Determination (decision)

  1. In accordance with paragraph 52 of the Housing Ombudsman Scheme there was no maladministration in the landlord’s response to the resident about the heating system and the removal of a solar panel connected to this
  2. In accordance with paragraph 53(b) of the Housing Ombudsman Scheme, and in the Ombudsman’s opinion, there was reasonable redress offered by the landlord in respect to its complaints handling.

Reasons

  1. After the resident reported concerns about the replacement of the heating system, the landlord sought to provide assistance in respect to the new thermostat; exercised discretion to offer installation of an alternative thermostat; and offered to visit on numerous occasions to further investigate the thermostat and why the solar system was disconnected, which it was not provided clear opportunity to do. Given there are questions as to why the solar system was removed, such a further inspection is reasonable for the landlord to be able to provide a reasoned response to the resident and to give its position on any financial compensation. The landlord also reasonably requested sufficient evidence that the resident’s heating bills have increased as a direct result of the new system, prior to giving its position on any financial compensation.
  2. While matters have been protracted over some time, the landlord handled matters reasonably in line with its complaints policy; was responsive to communications from the resident; offered to investigate on numerous occasions; and acknowledged delays and offered compensation. In the Ombudsman’s opinion therefore, the landlord’s complaint handling was reasonable overall considering the circumstances of the case and it is not evident that this caused any significant detriment in the circumstances that have not been reasonably remedied by its responses.

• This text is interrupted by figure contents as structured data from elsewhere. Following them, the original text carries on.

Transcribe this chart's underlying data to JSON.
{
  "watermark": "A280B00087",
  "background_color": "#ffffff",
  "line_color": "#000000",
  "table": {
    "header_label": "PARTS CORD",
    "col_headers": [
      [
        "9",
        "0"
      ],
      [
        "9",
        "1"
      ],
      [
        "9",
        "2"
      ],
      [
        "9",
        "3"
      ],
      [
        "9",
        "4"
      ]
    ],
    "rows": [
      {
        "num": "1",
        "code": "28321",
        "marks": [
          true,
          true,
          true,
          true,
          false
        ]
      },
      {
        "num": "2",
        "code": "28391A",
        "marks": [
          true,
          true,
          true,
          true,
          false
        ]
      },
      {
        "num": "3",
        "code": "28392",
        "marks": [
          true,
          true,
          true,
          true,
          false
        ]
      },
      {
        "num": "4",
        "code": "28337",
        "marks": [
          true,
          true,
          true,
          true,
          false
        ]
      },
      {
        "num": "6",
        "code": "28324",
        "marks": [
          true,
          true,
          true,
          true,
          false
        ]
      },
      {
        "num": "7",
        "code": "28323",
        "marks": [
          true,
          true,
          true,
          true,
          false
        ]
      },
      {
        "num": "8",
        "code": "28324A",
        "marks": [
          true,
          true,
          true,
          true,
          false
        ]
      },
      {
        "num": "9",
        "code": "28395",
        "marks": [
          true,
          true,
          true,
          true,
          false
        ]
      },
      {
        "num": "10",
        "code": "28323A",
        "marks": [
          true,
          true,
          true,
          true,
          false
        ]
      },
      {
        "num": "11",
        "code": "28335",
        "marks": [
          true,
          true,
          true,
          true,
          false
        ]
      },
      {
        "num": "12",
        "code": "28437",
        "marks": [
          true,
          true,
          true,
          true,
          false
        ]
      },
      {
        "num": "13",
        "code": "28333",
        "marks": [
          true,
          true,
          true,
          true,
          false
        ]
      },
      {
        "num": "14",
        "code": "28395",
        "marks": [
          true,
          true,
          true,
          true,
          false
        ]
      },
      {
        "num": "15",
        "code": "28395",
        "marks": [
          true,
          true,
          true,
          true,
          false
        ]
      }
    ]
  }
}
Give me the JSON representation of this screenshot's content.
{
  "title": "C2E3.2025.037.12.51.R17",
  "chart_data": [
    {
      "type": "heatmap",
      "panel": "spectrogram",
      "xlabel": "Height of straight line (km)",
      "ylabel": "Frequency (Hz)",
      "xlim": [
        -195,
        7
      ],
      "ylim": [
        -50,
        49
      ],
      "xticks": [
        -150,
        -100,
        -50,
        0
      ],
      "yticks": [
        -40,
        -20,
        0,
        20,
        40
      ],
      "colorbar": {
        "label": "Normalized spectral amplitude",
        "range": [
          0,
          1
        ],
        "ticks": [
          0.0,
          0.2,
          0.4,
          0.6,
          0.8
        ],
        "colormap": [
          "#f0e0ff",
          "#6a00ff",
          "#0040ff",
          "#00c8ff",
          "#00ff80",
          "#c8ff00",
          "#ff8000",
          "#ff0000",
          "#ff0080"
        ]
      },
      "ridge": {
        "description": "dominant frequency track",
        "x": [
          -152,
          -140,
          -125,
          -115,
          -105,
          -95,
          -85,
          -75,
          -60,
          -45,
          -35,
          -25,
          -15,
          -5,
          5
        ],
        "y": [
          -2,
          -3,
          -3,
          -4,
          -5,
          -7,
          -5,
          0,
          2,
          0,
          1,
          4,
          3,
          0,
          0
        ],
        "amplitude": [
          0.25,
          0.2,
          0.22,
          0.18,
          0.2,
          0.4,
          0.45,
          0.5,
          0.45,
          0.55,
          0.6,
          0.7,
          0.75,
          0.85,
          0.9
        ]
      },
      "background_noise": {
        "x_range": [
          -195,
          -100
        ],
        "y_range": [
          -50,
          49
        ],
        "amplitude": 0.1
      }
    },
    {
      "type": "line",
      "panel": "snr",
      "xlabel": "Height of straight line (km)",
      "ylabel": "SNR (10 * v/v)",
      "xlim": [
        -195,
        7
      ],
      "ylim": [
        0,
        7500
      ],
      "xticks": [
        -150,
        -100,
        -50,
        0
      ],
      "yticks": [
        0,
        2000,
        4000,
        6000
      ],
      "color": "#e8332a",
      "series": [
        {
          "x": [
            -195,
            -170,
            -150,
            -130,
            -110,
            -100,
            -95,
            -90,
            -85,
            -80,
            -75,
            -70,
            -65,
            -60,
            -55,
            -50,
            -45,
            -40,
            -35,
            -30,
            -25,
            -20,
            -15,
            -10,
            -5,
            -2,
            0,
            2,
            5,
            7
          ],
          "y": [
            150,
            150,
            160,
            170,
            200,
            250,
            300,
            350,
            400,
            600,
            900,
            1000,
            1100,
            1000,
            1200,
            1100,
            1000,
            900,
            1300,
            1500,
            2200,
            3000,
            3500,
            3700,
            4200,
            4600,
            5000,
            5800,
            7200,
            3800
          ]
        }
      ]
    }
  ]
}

Orders and recommendations

Recommendations

  1. If still applicable, the landlord to:
    1. re-offer to carry out a further inspection of the heating system in pursuance of a further response regarding its position on the reconnection of the solar system; the thermostat usability and potential replacement; and any financial compensation in respect to the removal of the solar system.
    2. re-offer to review information such as bills in pursuance of a further response regarding its position on any financial compensation in respect to a bills increase.
  2. The landlord to review the case and consider whether its processes:
    1. adequately ensures replacement of items such as boilers is based on relevant factors such as age and condition;
    2. adequately requires contractors to discuss the removal of systems such as solar heating and hot water systems.
  3. The landlord to review its assessment of ‘expressions of dissatisfaction’ to ensure more complex complaints are progressed appropriately.